After terraform apply, the outputs tell you everything you need:

cloudfront_url       = "https://d1234abcdef.cloudfront.net"
api_endpoint         = "https://abc123.execute-api.us-east-1.amazonaws.com/prod"
s3_bucket            = "llm-council-frontend-xxxx"
cognito_user_pool_id = "us-east-1_AbCdEfGhI"
cognito_client_id    = "1a2b3c4d5e6f7g8h9i"
cognito_domain       = "https://llm-council-123456789.auth.us-east-1.amazoncognito.com"
dynamodb_table       = "llm-council-requests"
sqs_queue_url        = "https://sqs.us-east-1.amazonaws.com/123456789/..."

Update frontend/src/api.js with the api_endpoint, cognito_user_pool_id, and cognito_client_id values before building.

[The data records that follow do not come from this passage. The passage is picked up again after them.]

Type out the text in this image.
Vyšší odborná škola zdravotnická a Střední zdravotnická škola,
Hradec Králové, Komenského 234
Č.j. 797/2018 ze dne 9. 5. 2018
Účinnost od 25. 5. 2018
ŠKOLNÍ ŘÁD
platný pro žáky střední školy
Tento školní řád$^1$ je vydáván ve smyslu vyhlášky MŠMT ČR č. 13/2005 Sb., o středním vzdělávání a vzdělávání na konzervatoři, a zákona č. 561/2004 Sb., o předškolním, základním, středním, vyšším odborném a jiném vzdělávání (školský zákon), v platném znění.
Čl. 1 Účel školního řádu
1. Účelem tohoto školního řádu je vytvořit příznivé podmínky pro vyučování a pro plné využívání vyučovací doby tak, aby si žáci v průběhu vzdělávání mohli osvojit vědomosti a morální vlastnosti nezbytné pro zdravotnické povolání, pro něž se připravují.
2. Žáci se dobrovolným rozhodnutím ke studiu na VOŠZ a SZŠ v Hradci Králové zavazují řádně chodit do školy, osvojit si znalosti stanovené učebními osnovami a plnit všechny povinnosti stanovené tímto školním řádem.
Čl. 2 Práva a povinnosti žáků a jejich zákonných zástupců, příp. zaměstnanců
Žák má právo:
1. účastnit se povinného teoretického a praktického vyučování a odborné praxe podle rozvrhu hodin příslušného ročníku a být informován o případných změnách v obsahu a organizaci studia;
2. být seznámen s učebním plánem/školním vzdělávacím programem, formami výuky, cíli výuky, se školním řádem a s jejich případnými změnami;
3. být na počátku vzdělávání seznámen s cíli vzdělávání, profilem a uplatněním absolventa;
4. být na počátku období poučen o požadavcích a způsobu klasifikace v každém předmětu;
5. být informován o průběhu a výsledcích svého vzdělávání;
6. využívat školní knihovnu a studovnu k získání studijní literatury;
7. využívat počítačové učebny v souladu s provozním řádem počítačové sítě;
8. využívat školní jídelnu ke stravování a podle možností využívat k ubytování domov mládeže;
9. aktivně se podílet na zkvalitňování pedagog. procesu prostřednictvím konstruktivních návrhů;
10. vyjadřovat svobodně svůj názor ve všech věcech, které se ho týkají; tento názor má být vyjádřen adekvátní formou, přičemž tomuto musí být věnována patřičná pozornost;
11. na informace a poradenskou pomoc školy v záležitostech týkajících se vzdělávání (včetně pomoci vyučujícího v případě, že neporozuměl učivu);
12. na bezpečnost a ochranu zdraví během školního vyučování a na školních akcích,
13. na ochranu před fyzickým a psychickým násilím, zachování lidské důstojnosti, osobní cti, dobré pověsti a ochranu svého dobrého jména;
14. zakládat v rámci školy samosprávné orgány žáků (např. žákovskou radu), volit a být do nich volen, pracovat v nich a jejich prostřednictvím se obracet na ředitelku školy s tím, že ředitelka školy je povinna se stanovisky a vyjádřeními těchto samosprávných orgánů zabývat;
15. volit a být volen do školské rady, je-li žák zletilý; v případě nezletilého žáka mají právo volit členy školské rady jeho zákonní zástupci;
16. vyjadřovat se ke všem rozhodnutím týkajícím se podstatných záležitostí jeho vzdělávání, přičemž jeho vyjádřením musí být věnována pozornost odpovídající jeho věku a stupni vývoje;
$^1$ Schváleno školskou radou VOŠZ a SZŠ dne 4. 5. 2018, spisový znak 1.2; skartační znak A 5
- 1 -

Then build the frontend with those values and upload:

# Build the React app (set env vars or update api.js with the outputs)
cd ../frontend
npm run build

# Upload to S3
aws s3 sync dist/ s3://$(terraform -chdir=../terraform output -raw s3_bucket)/

# Invalidate CloudFront cache
aws cloudfront create-invalidation \
  --distribution-id $(terraform -chdir=../terraform output -raw cloudfront_distribution_id) \
  --paths "/*"

To tear everything down:

# Empty the S3 bucket first (force_destroy is enabled, but good practice)
aws s3 rm s3://$(terraform output -raw s3_bucket) --recursive

terraform destroy -var="agent_runtime_arn=<your-arn>"

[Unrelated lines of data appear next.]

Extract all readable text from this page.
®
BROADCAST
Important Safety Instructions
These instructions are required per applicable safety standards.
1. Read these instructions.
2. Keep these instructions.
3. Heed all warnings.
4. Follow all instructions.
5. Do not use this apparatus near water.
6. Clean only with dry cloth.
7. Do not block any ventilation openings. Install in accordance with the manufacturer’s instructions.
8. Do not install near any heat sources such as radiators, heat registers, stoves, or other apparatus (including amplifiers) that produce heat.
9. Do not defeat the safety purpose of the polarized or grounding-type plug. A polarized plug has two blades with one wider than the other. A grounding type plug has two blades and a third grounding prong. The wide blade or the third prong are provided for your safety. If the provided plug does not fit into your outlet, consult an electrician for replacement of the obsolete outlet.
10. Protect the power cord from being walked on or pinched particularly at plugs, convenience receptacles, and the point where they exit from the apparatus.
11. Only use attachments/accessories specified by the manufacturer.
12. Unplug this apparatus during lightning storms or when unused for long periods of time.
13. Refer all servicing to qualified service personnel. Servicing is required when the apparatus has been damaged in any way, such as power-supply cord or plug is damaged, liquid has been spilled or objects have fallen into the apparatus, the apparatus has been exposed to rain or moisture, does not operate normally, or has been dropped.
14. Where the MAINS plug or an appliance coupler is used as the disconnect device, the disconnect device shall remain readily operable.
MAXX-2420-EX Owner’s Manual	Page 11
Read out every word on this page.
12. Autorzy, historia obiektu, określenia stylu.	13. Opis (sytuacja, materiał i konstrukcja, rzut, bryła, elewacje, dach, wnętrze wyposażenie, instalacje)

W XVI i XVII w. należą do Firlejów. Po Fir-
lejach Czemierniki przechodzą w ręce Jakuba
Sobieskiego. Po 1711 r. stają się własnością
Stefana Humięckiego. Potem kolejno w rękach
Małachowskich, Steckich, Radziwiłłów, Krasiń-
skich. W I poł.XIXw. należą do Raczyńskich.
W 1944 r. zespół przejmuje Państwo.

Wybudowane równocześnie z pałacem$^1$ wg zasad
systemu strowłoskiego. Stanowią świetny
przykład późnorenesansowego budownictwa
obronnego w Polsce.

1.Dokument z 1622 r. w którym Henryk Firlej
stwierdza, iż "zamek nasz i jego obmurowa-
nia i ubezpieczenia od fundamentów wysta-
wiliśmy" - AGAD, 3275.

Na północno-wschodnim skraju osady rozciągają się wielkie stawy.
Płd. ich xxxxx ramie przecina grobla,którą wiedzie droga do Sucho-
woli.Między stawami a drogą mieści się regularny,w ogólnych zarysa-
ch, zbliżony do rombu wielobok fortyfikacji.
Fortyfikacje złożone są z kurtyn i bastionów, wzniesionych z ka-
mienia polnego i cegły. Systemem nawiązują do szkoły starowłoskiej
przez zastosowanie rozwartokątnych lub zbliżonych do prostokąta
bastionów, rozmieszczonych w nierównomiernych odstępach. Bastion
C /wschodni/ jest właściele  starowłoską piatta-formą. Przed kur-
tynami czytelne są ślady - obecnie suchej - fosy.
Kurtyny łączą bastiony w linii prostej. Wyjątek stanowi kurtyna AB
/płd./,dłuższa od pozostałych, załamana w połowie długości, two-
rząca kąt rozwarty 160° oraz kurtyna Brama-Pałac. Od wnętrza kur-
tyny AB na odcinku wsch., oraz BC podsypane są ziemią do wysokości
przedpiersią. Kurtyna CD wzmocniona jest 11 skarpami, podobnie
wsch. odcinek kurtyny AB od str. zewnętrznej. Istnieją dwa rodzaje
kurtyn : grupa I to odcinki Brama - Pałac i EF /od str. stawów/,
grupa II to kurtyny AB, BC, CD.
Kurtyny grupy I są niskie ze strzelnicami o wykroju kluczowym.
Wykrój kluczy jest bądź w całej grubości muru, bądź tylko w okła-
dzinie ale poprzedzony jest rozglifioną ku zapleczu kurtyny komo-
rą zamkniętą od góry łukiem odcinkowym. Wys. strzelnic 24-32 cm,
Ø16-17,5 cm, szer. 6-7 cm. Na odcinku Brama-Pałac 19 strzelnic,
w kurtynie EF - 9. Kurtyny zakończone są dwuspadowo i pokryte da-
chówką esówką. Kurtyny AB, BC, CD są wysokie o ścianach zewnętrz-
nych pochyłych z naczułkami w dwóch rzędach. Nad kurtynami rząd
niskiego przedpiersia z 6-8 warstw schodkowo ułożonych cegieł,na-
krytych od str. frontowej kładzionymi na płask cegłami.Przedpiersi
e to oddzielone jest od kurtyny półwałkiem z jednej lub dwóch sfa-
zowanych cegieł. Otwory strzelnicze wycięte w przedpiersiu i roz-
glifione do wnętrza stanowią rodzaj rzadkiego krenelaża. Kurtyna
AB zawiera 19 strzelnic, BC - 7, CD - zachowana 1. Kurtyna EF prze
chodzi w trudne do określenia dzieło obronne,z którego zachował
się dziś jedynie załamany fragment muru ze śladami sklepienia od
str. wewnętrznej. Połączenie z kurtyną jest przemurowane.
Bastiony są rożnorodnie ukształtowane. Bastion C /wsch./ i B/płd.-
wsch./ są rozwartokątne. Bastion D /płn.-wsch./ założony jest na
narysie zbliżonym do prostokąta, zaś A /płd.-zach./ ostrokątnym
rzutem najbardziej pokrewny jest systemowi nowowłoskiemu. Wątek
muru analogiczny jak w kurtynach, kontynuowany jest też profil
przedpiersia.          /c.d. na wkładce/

What's Different from the Original

Original (llm-council)	This version (AgentCore)
OpenRouter API + API key	Amazon Bedrock (native AWS, no extra keys)
FastAPI server on port 8001	AgentCore Runtime (serverless, auto-scaling)
JSON files in data/	AgentCore Memory (semantic search, LTM)
Manual server management	agentcore deploy / agentcore destroy
React frontend on localhost	CloudFront + S3 + Cognito auth
start.sh to run both servers	Single agentcore deploy + CDK/CLI infra

References

• Original LLM Council — github.com/karpathy/llm-council. The project this is based on, by Andrej Karpathy. 3-stage LLM deliberation using OpenRouter, FastAPI, and React.
• Amazon Bedrock — aws.amazon.com/bedrock. Managed service for foundation models. Provides the Converse API used to query Claude, Llama, Mistral, and other models.
• Amazon Bedrock AgentCore — aws.amazon.com/bedrock/agentcore. Serverless runtime, memory, gateway, and observability for AI agents.
• AgentCore CLI (@aws/agentcore) — github.com/aws/agentcore-cli. The npm CLI for creating, deploying, and managing AgentCore projects.
• AgentCore Starter Toolkit docs — aws.github.io/bedrock-agentcore-starter-toolkit. Guides, examples, and API reference for AgentCore.
• Strands Agents — strandsagents.com. The agent framework used for orchestration, integrated with AgentCore Runtime.
• Bedrock Converse API — docs.aws.amazon.com/bedrock/latest/userguide/conversation-inference-call.html. The unified API for multi-model inference used in bedrock_client.py.
• Amazon Cognito — docs.aws.amazon.com/cognito. User authentication service used in the frontend architecture.
• Terraform AWS Provider — registry.terraform.io/providers/hashicorp/aws. Used for the frontend infrastructure-as-code in terraform/.